Illicit streaming devices all fail electrical safety tests
More than 1m illegal set-top boxes sold in UK: report
The Federation Against Copyright Theft (FACT) and Her Majesty's Revenue and Customs, a UK government department, have helped police seize 50 illegal streaming devices across Northern Ireland.
Detectives from the criminal investigation branch in Belfast, carried out 18 searches on Wednesday, December 6.
FACT said that more than 8,000 cigarettes, 2.9 kilograms of rolling tobacco, 232 cigars, 50 illegal streaming devices and approximately £5,000 ($6,685) in cash were seized.
Two men were arrested during the multi-agency operation.
Detective inspector Natalie McNally said: “Buying cheap counterfeit goods, cigarettes or tobacco products, which have been purchased without the relevant duty being paid, or illegal streaming devices—all of which may appear to be bargains—means that revenue to the legitimate economy is lost.”
In September, FACT announced that more than one million illegal set-top boxes with add-ons have been sold in the UK over the past two years.
The illegal streaming devices can also pose safety risks.
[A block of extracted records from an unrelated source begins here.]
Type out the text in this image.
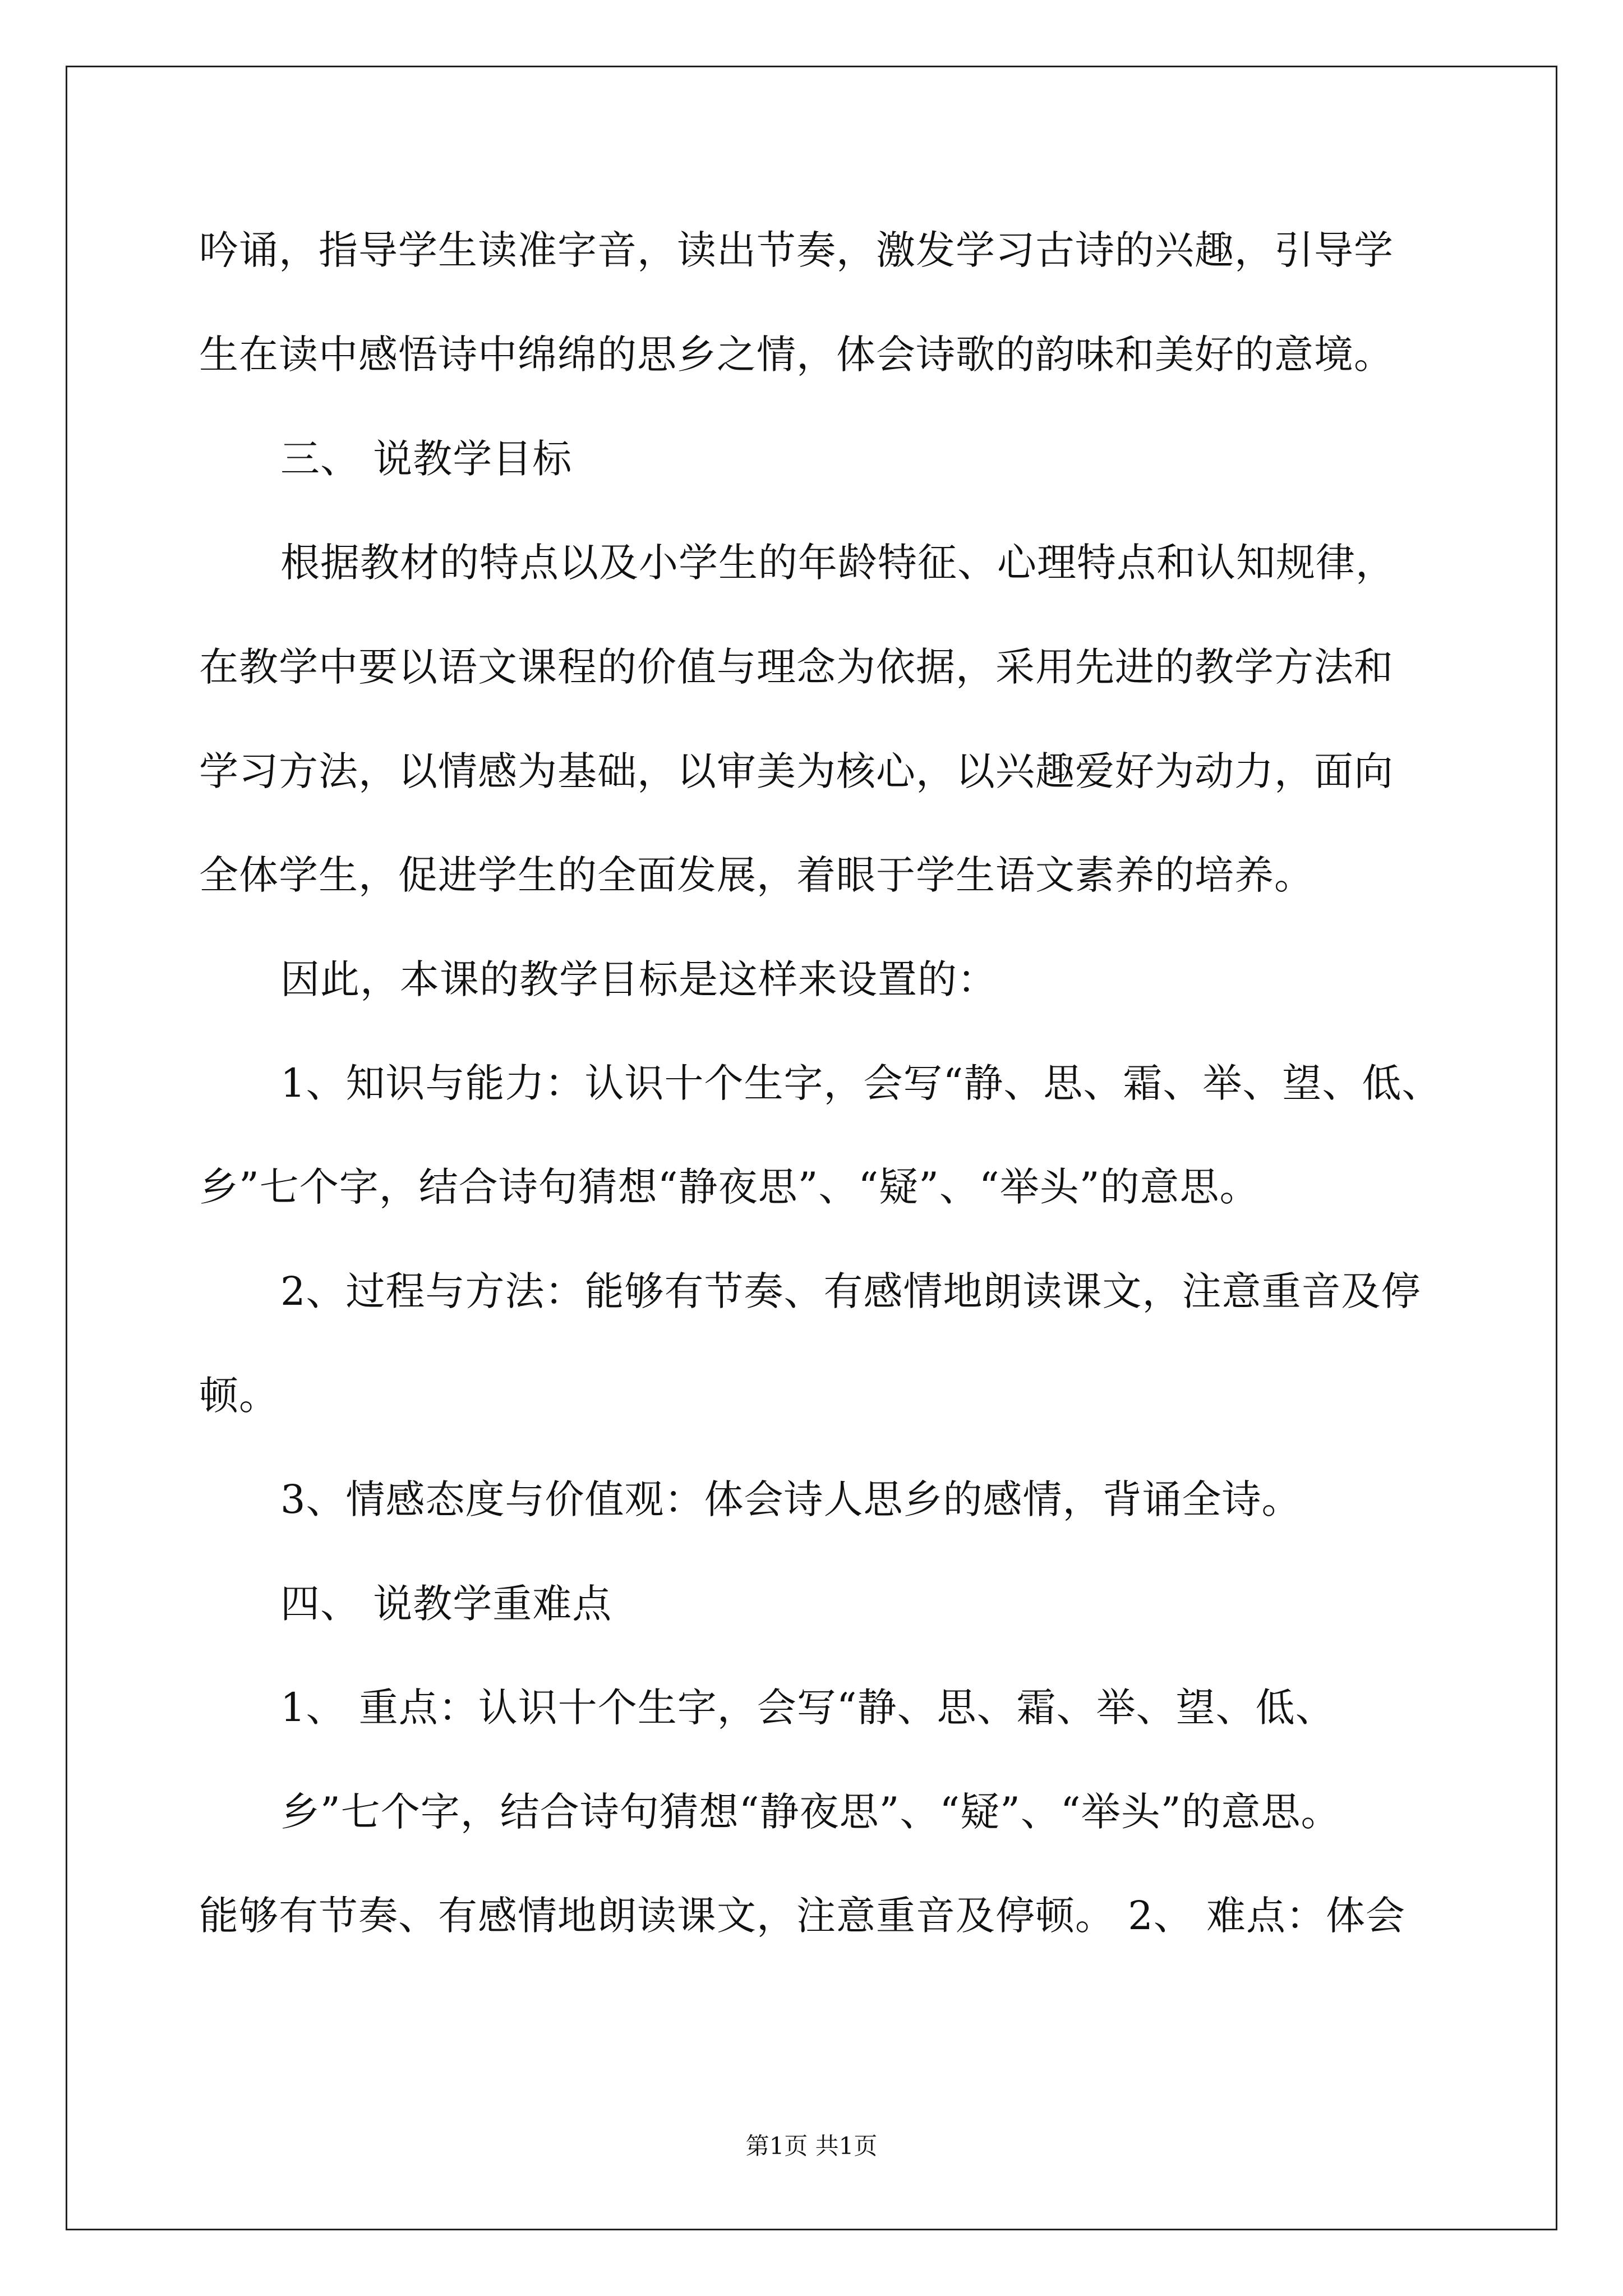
吟诵，指导学生读准字音，读出节奏，激发学习古诗的兴趣，引导学
生在读中感悟诗中绵绵的思乡之情，体会诗歌的韵味和美好的意境。
三、 说教学目标
根据教材的特点以及小学生的年龄特征、心理特点和认知规律，
在教学中要以语文课程的价值与理念为依据，采用先进的教学方法和
学习方法，以情感为基础，以审美为核心，以兴趣爱好为动力，面向
全体学生，促进学生的全面发展，着眼于学生语文素养的培养。
因此，本课的教学目标是这样来设置的：
1、知识与能力：认识十个生字，会写“静、思、霜、举、望、低、
乡”七个字，结合诗句猜想“静夜思”、“疑”、“举头”的意思。
2、过程与方法：能够有节奏、有感情地朗读课文，注意重音及停
顿。
3、情感态度与价值观：体会诗人思乡的感情，背诵全诗。
四、 说教学重难点
1、 重点：认识十个生字，会写“静、思、霜、举、望、低、
乡”七个字，结合诗句猜想“静夜思”、“疑”、“举头”的意思。
能够有节奏、有感情地朗读课文，注意重音及停顿。 2、 难点：体会
第1页 共1页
Last month, a report found that 100% of illicit streaming devices that were tested in the UK failed to meet electrical safety regulations.
The UK Intellectual Property Office released guidance on illicit streaming devices, outlining various reasons why they are unsafe, following the safety report.
Kieron Sharp, CEO of FACT, said: “Many people view piracy as a victimless crime, however consumers need to realise that illegal streaming devices offering unlawful access to TV, sport and films threaten our creative industries and the 1.9 million people in the UK working in them.”